Much time has passed,
but it still pains me to remember the evening Anne wasn’t there. Of course it
seemed a bit worrying: after all, she’d been at that bus stop every day for almost
three months. I took out a book from my briefcase, lowered myself down onto a
sad, yellowish bench and started waiting for her. But Anne never appeared, and
in half an hour I dragged myself up again and decided to walk home on my own.
Limping like an old, bitten dog along the road she had showed me. I was so convinced
it was just an innocent cold caused by the teasing, deceptive warmth which spring
kept pushing into our uncovered faces and limbs that it never even entered my
mind to knock on her door and ask if everything was fine. Also, it was as if we
shared a secret, Anne and I, and I didn’t want to let her uncle into it. So
for two or three days I didn’t even know what had happened. Somehow, through work
or through apathy, I had missed all the mourning and all the tears. I had
missed it all, and I didn’t even know that I would never see Anne again. It
took one whole week to make me finally knock on that last door down the
second-floor corridor...
However, I never abandoned
that road. It was hard at first, particularly after Anne’s death, but what
could I do with myself?.. After the ambulance sirens came the cries and the
moans, the monosyllabic priest, the trembling hands and dozens of newspaper
articles I had tried so hard to forget. And it was all in that sign; each time
I was passing it now, I saw a new detail, a new image jumping at me like a
hungry triffid. Yes, it was that same sign I’d glimpsed as the truck had pulled
out of the corner and smashed into us head-on, dead weight. And I wasn’t even
there, driving; having done that all night, I was listlessly stretched on the
backseat. Trying to fall asleep, but suddenly jerked back into reality. The
impact, the screams, the fire, all coming back to me now with each passing
evening. The strange purgatory, the private hell, it all reminds me of an odd
game where you forget something by remembering it. Down that road: whatever I catch
– it disappears. But for all that peace currently gathering inside me, the
question is looming higher than the road sign: what is there for me in the end?..

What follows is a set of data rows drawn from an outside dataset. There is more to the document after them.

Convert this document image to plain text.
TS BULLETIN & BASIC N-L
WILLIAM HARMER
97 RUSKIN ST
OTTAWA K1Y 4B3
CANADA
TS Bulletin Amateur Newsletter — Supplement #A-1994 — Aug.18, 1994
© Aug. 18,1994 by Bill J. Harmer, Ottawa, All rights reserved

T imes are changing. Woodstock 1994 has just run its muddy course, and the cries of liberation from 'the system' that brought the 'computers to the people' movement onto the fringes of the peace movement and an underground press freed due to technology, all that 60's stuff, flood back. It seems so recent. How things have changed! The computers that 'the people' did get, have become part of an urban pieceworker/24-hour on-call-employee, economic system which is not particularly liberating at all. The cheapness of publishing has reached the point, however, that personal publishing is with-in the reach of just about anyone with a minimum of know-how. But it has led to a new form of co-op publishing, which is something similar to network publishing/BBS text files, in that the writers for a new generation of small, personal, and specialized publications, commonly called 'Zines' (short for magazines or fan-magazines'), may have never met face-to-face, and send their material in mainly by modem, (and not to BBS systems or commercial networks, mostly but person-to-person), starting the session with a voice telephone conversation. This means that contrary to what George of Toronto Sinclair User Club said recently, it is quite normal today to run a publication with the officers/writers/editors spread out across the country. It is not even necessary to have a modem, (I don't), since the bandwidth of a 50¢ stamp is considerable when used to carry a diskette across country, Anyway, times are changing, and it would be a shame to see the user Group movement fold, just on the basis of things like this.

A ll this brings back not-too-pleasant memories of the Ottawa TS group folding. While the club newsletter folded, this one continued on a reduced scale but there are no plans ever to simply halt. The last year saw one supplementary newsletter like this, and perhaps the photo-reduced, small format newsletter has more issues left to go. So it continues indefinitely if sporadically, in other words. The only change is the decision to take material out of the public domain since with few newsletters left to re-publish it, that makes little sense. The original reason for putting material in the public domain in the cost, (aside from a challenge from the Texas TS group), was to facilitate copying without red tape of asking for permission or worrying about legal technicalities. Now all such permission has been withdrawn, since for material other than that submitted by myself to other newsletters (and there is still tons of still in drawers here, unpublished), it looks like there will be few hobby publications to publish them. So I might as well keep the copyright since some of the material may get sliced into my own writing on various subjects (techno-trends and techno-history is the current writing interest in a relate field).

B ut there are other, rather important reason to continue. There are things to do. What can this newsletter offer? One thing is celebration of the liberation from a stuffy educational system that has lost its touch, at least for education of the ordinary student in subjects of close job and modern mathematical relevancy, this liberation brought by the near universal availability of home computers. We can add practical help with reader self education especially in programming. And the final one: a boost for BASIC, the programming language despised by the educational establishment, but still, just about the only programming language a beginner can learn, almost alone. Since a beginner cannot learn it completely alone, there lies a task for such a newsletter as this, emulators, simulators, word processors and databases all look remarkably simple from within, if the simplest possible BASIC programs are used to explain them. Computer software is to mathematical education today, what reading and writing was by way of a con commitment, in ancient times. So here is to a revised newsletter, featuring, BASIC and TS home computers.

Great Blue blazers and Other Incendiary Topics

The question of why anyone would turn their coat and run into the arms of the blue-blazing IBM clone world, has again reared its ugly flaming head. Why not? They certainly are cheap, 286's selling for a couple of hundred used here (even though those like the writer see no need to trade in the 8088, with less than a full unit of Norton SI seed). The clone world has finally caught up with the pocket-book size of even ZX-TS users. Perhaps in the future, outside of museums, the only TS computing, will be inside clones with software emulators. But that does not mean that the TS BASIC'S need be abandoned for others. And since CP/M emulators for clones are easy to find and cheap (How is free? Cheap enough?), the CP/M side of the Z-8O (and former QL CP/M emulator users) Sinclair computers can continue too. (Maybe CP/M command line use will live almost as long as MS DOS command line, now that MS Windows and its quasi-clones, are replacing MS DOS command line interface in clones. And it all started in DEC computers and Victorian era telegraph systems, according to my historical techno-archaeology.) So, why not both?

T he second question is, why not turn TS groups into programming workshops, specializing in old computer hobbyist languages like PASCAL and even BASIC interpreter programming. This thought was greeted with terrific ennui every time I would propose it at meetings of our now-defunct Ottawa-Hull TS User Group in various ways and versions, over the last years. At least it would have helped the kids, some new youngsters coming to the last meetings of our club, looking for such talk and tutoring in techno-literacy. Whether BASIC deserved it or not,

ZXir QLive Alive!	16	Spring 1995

The sign. I sometimes think
it is going to kill me. When all my memories are stitched up, when all the
pieces of the puzzle finally fall into place, when the full picture is splashed all over my face, when
there’s nothing else to look back on. But then I stop myself and think it won’t
happen and I will not die. Not just now. Because
that would be an impossible act of betrayal, and I could not do that. Not to
Anne. So instead I’ve grown to love it, that path, like she believed I would. And
maybe I will be at peace, some day, and will finally be able to spit in the old, vile, wrinkled face
following me. All thanks to that road which (my mind is so quick to tell me!) has
never even existed. For all along – it is just me. Me and Anne.